Foyer: Given Toronto’s prominence in today’s international hip-hop industry, why do you think the inception story and early narrative of Toronto hip-hop remain so under-documented?      

Kamau: Toronto is not good at valuing its artists or its own story. I think Toronto has always had an insecurity complex. Toronto has always seen itself as the little cousin of New York or Los Angeles, or Atlanta. We are not from those places, we’re from Toronto. It has taken this long, and lots of investment from the States, for Toronto to start to feel proud of itself. I think the generation that Drake has led feels differently about the city because a few artists came out being very proud about loving the city. I hope that pride can translate to more development, more infrastructure, and better artist development that comes from the city itself, I’d love to be a part of that. I hope more everyday people tell stories about Toronto and tell them well, even if it’s just with their cell phone camera. I loved that much of the Wolfgang Tillmans show was mounted with scotch tape, I love that the Basquiat show had reflections from local artists with their pictures, and I love that Jabari Elliot paints on anything available. I think we should just work and worry less about the polish; let’s just use our talent and what we have to tell the fucking story.

Foyer: This year, you debuted a one-man show entitled Loss. Apart from the obvious, what does the show explore? After making music and films, how would you describe your first experience writing and performing in a theatre space? 
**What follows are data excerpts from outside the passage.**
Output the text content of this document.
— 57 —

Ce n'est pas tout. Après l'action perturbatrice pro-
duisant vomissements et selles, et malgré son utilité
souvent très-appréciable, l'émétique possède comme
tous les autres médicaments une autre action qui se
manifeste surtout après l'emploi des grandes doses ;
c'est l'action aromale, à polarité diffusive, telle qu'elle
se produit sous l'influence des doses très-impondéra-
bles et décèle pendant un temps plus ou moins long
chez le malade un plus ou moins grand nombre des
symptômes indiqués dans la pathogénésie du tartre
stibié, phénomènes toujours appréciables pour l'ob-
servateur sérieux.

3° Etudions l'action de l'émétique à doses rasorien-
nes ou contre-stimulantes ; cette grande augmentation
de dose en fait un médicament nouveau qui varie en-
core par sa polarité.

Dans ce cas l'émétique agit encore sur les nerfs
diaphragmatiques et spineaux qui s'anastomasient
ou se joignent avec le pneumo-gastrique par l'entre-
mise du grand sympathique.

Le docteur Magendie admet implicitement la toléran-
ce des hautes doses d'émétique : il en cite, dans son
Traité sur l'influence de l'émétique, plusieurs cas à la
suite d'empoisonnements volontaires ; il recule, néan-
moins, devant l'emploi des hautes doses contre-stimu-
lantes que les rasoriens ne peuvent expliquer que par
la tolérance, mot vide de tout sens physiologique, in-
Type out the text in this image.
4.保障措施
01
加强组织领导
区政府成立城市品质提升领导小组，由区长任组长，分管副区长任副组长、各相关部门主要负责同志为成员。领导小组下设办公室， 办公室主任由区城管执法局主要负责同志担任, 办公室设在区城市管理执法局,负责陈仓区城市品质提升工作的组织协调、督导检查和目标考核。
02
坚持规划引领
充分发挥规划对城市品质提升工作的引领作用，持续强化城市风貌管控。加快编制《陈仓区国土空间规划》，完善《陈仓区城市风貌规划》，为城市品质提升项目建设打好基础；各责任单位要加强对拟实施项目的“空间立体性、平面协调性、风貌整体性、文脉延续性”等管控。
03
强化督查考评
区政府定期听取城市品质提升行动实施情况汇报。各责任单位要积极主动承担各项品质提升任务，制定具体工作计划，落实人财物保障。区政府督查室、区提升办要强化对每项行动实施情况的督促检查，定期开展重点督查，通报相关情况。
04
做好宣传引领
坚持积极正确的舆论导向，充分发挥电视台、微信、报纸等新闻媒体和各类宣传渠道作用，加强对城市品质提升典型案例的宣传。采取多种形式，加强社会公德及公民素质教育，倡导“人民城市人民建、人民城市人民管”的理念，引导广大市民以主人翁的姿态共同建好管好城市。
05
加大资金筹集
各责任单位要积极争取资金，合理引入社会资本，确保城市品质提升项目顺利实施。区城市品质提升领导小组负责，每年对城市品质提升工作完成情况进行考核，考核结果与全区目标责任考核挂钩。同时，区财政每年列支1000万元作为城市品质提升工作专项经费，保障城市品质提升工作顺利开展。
Kamau: After losing a relationship, after One Day Soon, and after getting fired from Nia Centre for the Arts, an organization I co-founded, I experienced a winter of deep sadness. I had lost these things but also lost my faith in community, and my entire worldview fell apart. I didn’t know if I would be an artist again or if art meant anything. I had to start from scratch and build myself up again. Part of the process of doing that involved exploring my psychology, my misconceptions, my assumptions, and my family. To be honest I don’t like to talk about Loss because I just wanted people to come and see it, all the explaining does it no justice, it’s an experience, not an academic paper, it should be experienced.

I don’t particularly care about theatre, or “the theatre space,” and I don’t consider Loss to be theatre. I don’t know what it is exactly, but it’s certainly not a play. I’ll leave the plays to the theatre people. I consider myself an artist without a particular genre, I’ve been called multi-disciplinary a lot recently, but I really don’t have a desire for any name. I’m an artist. I make art. I love music, film, writing, and performance art (when it’s good). I’ve seen dance and experimental work, and I read, walk, and experience the world. I think art should do that, and I think the concern about genre is mostly for marketing and industry folks who are focused on selling things. I’m an artist, a writer and a designer. I’m mostly concerned about making and designing things. 

The short answer is Loss is about working through a sadness that many of us feel. It is the loss of place, loss of community, loss of relationships, loss of people, loss of identity, loss of youth, loss of innocence. It is unfinished and might never be finished, but it’s more about the process more than a final thing.